The words stirred Molly as the congregation recited them together. They reminded her of similar words somewhere else, not from her visits to St. Catherine’s, but where? Then it came to her; it was in one of the New Testament books, she couldn’t remember which, had very little memory for chapter and verse, but it was in there. A centurion, a servant, an astonishing faith.
She closed her eyes, let the Spirit consume her. What believer didn’t think—
know
—Jesus could heal? Molly had experienced healing on many levels, she thought, but now she inventoried those moments—when the broken became whole, when the fear receded and peace overtook, when for a never-long-enough time belief was total and unconditional—and knew all those moments had been surface moments. Only the first level.
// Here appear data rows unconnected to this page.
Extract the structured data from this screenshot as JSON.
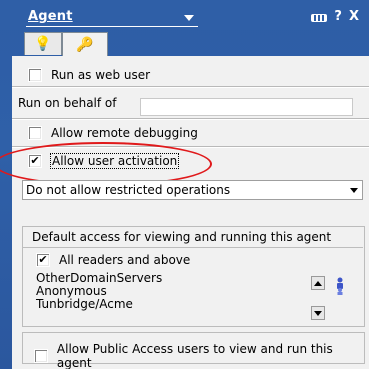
{
  "window": {
    "title": "Agent",
    "controls": {
      "pin_icon": "pin-icon",
      "help": "?",
      "close": "X"
    }
  },
  "tabs": [
    {
      "icon": "lightbulb-icon",
      "glyph": "💡",
      "selected": false
    },
    {
      "icon": "key-icon",
      "glyph": "🔑",
      "selected": true
    }
  ],
  "options": {
    "run_as_web_user": {
      "label": "Run as web user",
      "checked": false
    },
    "run_on_behalf_of": {
      "label": "Run on behalf of",
      "value": ""
    },
    "allow_remote_debugging": {
      "label": "Allow remote debugging",
      "checked": false
    },
    "allow_user_activation": {
      "label": "Allow user activation",
      "checked": true,
      "mark": "✔"
    },
    "restricted_operations": {
      "value": "Do not allow restricted operations"
    }
  },
  "access": {
    "heading": "Default access for viewing and running this agent",
    "all_readers": {
      "label": "All readers and above",
      "checked": true,
      "mark": "✔"
    },
    "list": [
      "OtherDomainServers",
      "Anonymous",
      "Tunbridge/Acme"
    ],
    "people_icon": "people-picker-icon"
  },
  "public_access": {
    "label": "Allow Public Access users to view and run this agent",
    "checked": false
  },
  "colors": {
    "title_bar": "#2f5fa7",
    "panel": "#f1f1f1",
    "annotation": "#e0191b"
  }
}
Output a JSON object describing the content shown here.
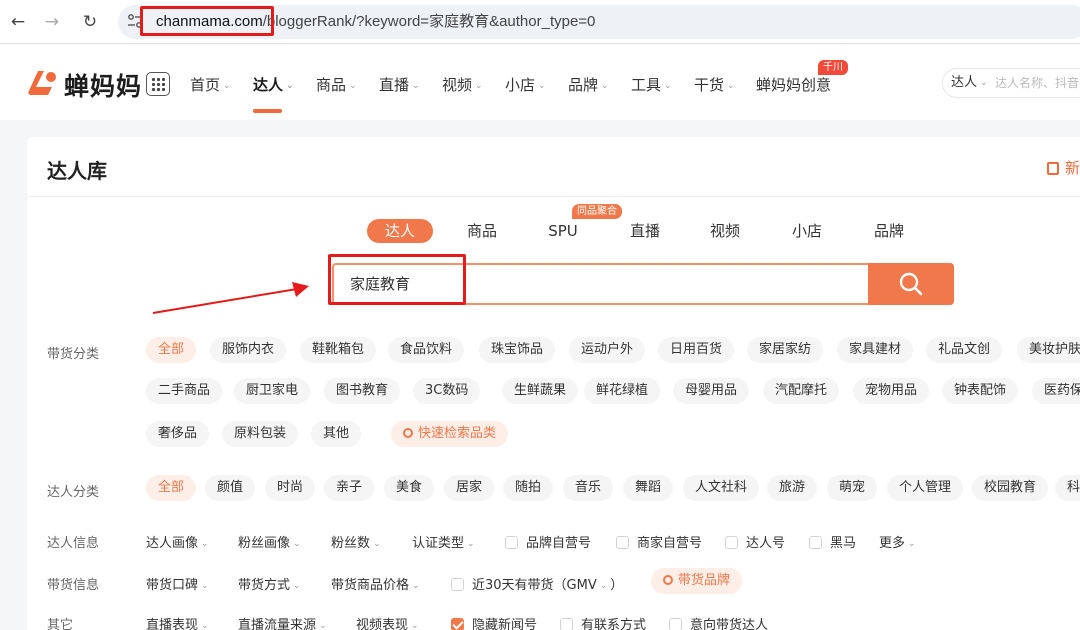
{
  "browser": {
    "url_host": "chanmama.com",
    "url_path": "/bloggerRank/?keyword=家庭教育&author_type=0"
  },
  "header": {
    "logo": "蝉妈妈",
    "menu": [
      {
        "label": "首页",
        "caret": true
      },
      {
        "label": "达人",
        "caret": true
      },
      {
        "label": "商品",
        "caret": true
      },
      {
        "label": "直播",
        "caret": true
      },
      {
        "label": "视频",
        "caret": true
      },
      {
        "label": "小店",
        "caret": true
      },
      {
        "label": "品牌",
        "caret": true
      },
      {
        "label": "工具",
        "caret": true
      },
      {
        "label": "干货",
        "caret": true
      },
      {
        "label": "蝉妈妈创意",
        "caret": false
      }
    ],
    "badge": "千川",
    "search_type": "达人",
    "search_placeholder": "达人名称、抖音"
  },
  "card": {
    "title": "达人库",
    "right_label": "新"
  },
  "search_tabs": [
    "达人",
    "商品",
    "SPU",
    "直播",
    "视频",
    "小店",
    "品牌"
  ],
  "spu_badge": "同品聚合",
  "search": {
    "value": "家庭教育"
  },
  "filters": {
    "goods_label": "带货分类",
    "goods_row1": [
      "全部",
      "服饰内衣",
      "鞋靴箱包",
      "食品饮料",
      "珠宝饰品",
      "运动户外",
      "日用百货",
      "家居家纺",
      "家具建材",
      "礼品文创",
      "美妆护肤"
    ],
    "goods_row2": [
      "二手商品",
      "厨卫家电",
      "图书教育",
      "3C数码",
      "生鲜蔬果",
      "鲜花绿植",
      "母婴用品",
      "汽配摩托",
      "宠物用品",
      "钟表配饰",
      "医药保"
    ],
    "goods_row3": [
      "奢侈品",
      "原料包装",
      "其他"
    ],
    "quick_search": "快速检索品类",
    "author_label": "达人分类",
    "author_row": [
      "全部",
      "颜值",
      "时尚",
      "亲子",
      "美食",
      "居家",
      "随拍",
      "音乐",
      "舞蹈",
      "人文社科",
      "旅游",
      "萌宠",
      "个人管理",
      "校园教育",
      "科"
    ],
    "info_label": "达人信息",
    "info_dropdowns": [
      "达人画像",
      "粉丝画像",
      "粉丝数",
      "认证类型"
    ],
    "info_checks": [
      "品牌自营号",
      "商家自营号",
      "达人号",
      "黑马"
    ],
    "info_more": "更多",
    "sales_label": "带货信息",
    "sales_dropdowns": [
      "带货口碑",
      "带货方式",
      "带货商品价格"
    ],
    "sales_check": "近30天有带货（GMV",
    "sales_check_tail": "）",
    "sales_brand": "带货品牌",
    "other_label": "其它",
    "other_dropdowns": [
      "直播表现",
      "直播流量来源",
      "视频表现"
    ],
    "other_checks": [
      "隐藏新闻号",
      "有联系方式",
      "意向带货达人"
    ]
  }
}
Only dealing with the immediate, like an argument with her mother or an odd person in the museum who made her nervous. It never went deeper, to the places she really needed it.
She didn’t want it to.
She was scared. Her healing would come with a probing, painful cutting away. She could picture it in her mind, hear Christ’s knife scraping the rot from the bone. Because that’s where it was, in her bones, all sunk in and deep in the marrow. She would have to allow God in there if healing was to come. She would have to listen to Him say the word, watch Him snip away the sutures with which she had hastily, tightly, bound up the past. She’d need to peer into each one of those gaping wounds, put her finger into them, confront
them, and let them close up in the long, slow way these types of hurts close.
And she would begin today.
I’m ready, Lord. Say the word.
Communion began, and people shuffled sideways from between the rows and into the aisle. Tobias’s family squeezed past them; he shifted his knees into hers to make room, and she swung her knees out of the way, too. They sat together for, well, not long, barely two lines of whatever song the organist sang, and there was a gap in the Communion line. Molly stood and slipped into it.
“Where are you going?” Tobias whispered, coming up behind her. “You’re not Catholic.”
“I know.”
“Molly, you don’t even—”
“I can see what to do.”
And she could. Right hand under left. An
amen
and pop the wafer into the mouth. Just touch the wine to the lips and don’t take a huge gulp. She took the bread not from the priest but from a regular guy dressed in a wrinkly plaid shirt and navy jacket, gold buttons etched with anchors. No tie. She couldn’t bring herself to chew the white circle so plastered it to the roof of her mouth with her spit. It stuck there, a small amount flaking off when the woman with the cup tilted it up too far, flooding Molly’s mouth with wine. She swallowed, the wafer soggy but still stuck. She tried to keep her tongue away from it, but couldn’t help rubbing at it every so often, checking to make sure it was there, even though she could feel it.